UN to Take Closer Look at International Cannabis Scheduling This Fall

Rescheduling marijuana internationally would trigger reviews of the plant’s scheduling in the U.S. and elsewhere.

The United Nations will for the first time this November conduct a thorough review of cannabis’s scheduling status under international law. A decision to change the international control of cannabis would no doubt have a monumental impact on how marijuana is scheduled in the United States and throughout the world.

The UN announced the upcoming in-depth review in a letter by World Health Organization (WHO) Director-General Tedros Adhanom Ghebreyesus, as first reported by Tom Angell of Marijuana Moment. The review will consider analyses of the epidemiological, pharmacological, chemistry, toxicology, and therapeutic impacts of cannabis.

This broader review follows an initial pre-review conducted in June by the WHO’s Expert Committee on Drug Dependence (ECDD). In that report, the global health agency found that cannabis is effective in the treatment efforts of a range of medical conditions and is “relatively safe”. It went on to conclude “that there is sufficient evidence to proceed to critical review.”

“This initial evaluation is also an opportunity to identify gaps in the available scientific data,” reads an explanatory document that accompanied Ghebreyesus’ letter.

“A critical review is carried out when there is sufficient scientific evidence to allow the ECDD to make informed an recommendation that the substance be placed under international control, or if its level of control should be changed.”

The ECDD will conduct the critical review, and in it will provide recommendations on cannabis and its related extracts to UN Secretary-General Antonio Guterres.

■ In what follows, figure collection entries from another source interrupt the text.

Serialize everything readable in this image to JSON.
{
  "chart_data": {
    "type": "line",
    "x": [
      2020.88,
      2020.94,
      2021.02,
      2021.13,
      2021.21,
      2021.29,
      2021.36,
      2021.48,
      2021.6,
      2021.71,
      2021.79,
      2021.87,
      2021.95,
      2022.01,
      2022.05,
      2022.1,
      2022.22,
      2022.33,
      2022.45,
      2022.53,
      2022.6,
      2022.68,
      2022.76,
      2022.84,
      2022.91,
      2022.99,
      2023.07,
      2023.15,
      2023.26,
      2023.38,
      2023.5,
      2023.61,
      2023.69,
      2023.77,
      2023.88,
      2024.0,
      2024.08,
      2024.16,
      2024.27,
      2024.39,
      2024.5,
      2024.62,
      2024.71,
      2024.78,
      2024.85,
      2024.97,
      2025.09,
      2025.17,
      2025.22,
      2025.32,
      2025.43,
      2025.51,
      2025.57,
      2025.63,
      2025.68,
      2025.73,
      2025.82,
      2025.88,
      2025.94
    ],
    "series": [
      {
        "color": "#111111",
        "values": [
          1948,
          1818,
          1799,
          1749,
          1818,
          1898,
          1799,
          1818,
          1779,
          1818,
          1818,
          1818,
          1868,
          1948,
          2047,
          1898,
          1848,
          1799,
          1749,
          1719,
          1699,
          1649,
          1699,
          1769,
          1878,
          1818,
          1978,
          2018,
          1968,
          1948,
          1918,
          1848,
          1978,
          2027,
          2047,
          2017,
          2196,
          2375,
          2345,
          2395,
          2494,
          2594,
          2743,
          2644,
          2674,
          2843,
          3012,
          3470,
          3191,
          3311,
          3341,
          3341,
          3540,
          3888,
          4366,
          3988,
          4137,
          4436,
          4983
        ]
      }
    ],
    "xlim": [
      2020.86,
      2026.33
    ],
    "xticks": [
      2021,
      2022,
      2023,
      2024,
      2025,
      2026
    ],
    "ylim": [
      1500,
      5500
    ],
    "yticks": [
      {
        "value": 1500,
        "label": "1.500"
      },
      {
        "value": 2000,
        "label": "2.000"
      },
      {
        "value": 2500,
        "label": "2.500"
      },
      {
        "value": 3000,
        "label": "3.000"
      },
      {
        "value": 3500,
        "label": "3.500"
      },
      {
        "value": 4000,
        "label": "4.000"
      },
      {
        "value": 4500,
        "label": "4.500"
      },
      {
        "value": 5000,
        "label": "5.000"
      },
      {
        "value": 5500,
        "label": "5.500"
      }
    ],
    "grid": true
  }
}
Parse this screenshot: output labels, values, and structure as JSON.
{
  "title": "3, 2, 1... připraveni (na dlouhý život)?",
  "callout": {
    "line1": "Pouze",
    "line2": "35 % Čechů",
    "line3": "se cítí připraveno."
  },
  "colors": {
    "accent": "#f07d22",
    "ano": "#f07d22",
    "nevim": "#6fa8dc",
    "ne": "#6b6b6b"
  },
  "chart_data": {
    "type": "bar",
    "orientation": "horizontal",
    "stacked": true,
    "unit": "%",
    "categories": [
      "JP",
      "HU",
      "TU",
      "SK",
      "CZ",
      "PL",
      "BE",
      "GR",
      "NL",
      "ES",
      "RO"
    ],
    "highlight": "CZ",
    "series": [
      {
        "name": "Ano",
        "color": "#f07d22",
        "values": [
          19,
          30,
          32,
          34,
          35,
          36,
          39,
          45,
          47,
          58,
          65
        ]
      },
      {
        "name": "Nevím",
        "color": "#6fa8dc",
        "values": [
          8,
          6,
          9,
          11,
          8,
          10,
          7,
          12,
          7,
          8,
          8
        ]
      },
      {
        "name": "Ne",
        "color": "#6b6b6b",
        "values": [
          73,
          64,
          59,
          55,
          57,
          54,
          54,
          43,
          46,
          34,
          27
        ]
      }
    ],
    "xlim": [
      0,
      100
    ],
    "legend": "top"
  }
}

Guterres was prime minister of Portugal in 2001 when the country decriminalized the possession of small amounts of all drugs.

Once the critical review is submitted, the UN’s Commission on Narcotic Drugs will vote on whether to alter cannabis’s scheduling under the international treaties.

cannabis international law

Potential Impact

The UN currently classifies cannabis as a Schedule I substance under the Single Convention of Narcotic Drugs of 1961. As a result, the plant is broadly prohibited internationally.

If the UN’s Commission on Narcotic Drugs decides to amend the Single Convention and loosen or abolish restrictions on cannabis, it would lead to widespread cannabis reform. In the U.S., such a decision would automatically trigger a review of the scheduling of cannabis due to provisions of the Controlled Substances Act.

While 30 U.S. states have passed their own laws allowing the medical use of cannabis, adjusting the substance’s Schedule I status under federal law would decriminalize cannabis nationwide and open access to Veterans.

Michael Krawitz of Veterans of Medical Cannabis Access cheered the announcement in a statement to Marijuana Moment.

“Thankfully the World Health Organization has accepted the challenge of evaluating the placement of cannabis in the 1962 Single Convention treaty,” said Krawitz.

“Cannabis placement in the treaty was done in the absence of scientific evaluation and has provided the basis for a moral campaign against drugs by the USA for many decades. Since our work on medical access to cannabis has been based upon scientific inquiry we know that any rational assessment of the evidence leads the observer to understand cannabis indeed has proven medicinal value and, compared to other medicines, has profoundly fewer negative side effects.”